03/14/2023

Mourning for Ernst Tugendhat

An advocate for persecuted and threatened minorities

The Society for Threatened Peoples (STP) is mourning for its long-standing advisory board member Ernst Tugendhat. The philosopher and consequent advocate for persecuted and threatened minorities died yesterday at the age of 93. “We will miss Ernst Tugendhat, our advisory board member, dearly. Further, we would like to express our deepest condolences to his family. As a human rights organization that advocates for persecuted and threatened ethnic, religious, and linguistic minorities and indigenous peoples – and against war and expulsion – we could count on Ernst Tugendhat for many years. Up to old age, he always had an open ear for concerns of the STP, and he provided us with contacts, advice, and support,” stated Eytan Celik, Deputy Chairwoman of the STP.

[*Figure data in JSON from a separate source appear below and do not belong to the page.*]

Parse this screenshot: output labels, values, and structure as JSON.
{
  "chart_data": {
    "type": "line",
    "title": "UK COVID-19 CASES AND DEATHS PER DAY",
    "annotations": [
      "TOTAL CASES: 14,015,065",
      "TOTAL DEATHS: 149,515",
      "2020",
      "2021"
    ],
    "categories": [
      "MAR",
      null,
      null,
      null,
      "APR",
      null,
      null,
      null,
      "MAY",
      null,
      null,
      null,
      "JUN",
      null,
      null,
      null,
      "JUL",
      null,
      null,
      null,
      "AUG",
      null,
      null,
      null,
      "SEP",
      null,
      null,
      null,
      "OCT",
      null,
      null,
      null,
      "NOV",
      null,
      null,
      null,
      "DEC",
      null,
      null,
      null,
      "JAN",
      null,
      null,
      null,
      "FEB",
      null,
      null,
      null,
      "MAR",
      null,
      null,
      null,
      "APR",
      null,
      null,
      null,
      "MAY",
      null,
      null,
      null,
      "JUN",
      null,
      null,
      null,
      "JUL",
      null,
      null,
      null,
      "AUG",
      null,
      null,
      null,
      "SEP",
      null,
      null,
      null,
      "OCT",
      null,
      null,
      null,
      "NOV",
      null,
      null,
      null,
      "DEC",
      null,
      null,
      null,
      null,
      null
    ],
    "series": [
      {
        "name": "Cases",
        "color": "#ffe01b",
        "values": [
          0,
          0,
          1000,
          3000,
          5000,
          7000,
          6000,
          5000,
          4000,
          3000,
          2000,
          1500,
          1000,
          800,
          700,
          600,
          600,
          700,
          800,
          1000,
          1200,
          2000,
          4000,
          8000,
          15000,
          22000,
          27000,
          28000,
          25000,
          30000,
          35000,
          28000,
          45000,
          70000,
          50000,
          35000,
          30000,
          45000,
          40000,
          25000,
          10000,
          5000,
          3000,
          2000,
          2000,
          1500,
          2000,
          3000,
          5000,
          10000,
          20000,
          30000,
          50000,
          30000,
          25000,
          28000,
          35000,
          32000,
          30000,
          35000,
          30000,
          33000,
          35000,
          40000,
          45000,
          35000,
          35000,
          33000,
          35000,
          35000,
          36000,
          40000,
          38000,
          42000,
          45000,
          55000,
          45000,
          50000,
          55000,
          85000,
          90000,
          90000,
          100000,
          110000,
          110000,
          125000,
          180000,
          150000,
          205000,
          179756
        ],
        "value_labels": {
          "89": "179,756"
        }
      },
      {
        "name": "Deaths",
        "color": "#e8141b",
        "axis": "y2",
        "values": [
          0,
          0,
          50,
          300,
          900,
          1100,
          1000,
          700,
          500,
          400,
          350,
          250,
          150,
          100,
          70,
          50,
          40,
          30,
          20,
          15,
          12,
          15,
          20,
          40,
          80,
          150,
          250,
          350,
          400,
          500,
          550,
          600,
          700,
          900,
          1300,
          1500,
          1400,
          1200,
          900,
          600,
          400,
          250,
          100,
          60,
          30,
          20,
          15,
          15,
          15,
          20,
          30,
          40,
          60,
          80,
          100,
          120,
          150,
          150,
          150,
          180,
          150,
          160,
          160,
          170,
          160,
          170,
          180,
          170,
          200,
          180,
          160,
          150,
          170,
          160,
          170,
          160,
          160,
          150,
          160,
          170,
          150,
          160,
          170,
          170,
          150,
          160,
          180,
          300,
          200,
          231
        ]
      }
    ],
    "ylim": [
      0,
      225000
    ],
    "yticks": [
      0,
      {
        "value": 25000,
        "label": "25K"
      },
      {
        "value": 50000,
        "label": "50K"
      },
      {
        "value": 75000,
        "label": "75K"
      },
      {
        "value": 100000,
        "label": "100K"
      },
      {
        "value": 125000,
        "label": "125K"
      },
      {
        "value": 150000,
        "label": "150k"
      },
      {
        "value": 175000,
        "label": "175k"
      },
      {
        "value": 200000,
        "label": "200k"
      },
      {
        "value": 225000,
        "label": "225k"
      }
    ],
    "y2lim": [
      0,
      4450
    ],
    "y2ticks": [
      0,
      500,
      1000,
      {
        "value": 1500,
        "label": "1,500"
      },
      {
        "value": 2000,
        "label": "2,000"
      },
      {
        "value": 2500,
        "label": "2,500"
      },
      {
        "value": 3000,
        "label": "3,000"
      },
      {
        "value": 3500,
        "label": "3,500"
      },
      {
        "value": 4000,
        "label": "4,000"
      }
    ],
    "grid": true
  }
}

As early as in 1979, Tugendhat had written the introduction to the first German-language documentation on the genocide crimes against the Sinti and the Roma during the Third Reich, which was compiled and published by the STP. His name had lent great weight to the cause. As a Jew who had survived the Shoah, he reached out to the victim group of the Sinti and Roma to show solidarity with them. His incorruptible humanitarianism was grounded on his ability to acknowledge the suffering of others and to advocate for their rights – beyond his own experience of suffering. In 1984, Ernst Tugendhat held a much-noticed speech at the at the concentration camp memorial Bergen-Belsen. The STP had invited around 500 Yazidi refugees from Turkey, as they were suffering from systematic persecution there. In September 2008, we were honored by Tugendhat’s visit to Göttingen. The following is a translated excerpt from his speech on the occasion of the 40th anniversary of our human rights organization:

“The injustice the STP has made its concern, the disenfranchisement and persecution of minorities, is mainly a matter of responsibility for governments – but it also permeates society, because of the unfortunate tendency of all groups of people to see themselves as superior and to denigrate others. The STP thus feels that it is necessary to denounce governments, but also to shine a light on biases within societies – starting with the own one – which is why self-enlightenment is one of the aspects of the STP’s moral self-conception. […] All in all, this explains why the commitment of the STP is not an ordinary one. Anyone who takes part in this has to run up against walls – walls of prejudices and power – and will suffer a bruised head.”

In times of serious wars and crises, the STP sees these words as an encouragement for its global commitment. We will keep Ernst Tugendhat in honorable memory.

Ernst Tugendhat – who was born in Brünn on March 8, 1930, as a son of German-Jewish parents – fled to Switzerland in 1938, together with his family, then to Venezuela in 1941. He studied in the United States and in Germany, and he later taught in Heidelberg, Berlin, and Tübingen. Visiting professorships took him to Santiago, Konstanz, Prague, and Porto Alegre. Ernst Tugendhat died yesterday, on March 13, in Freiburg im Breisgau.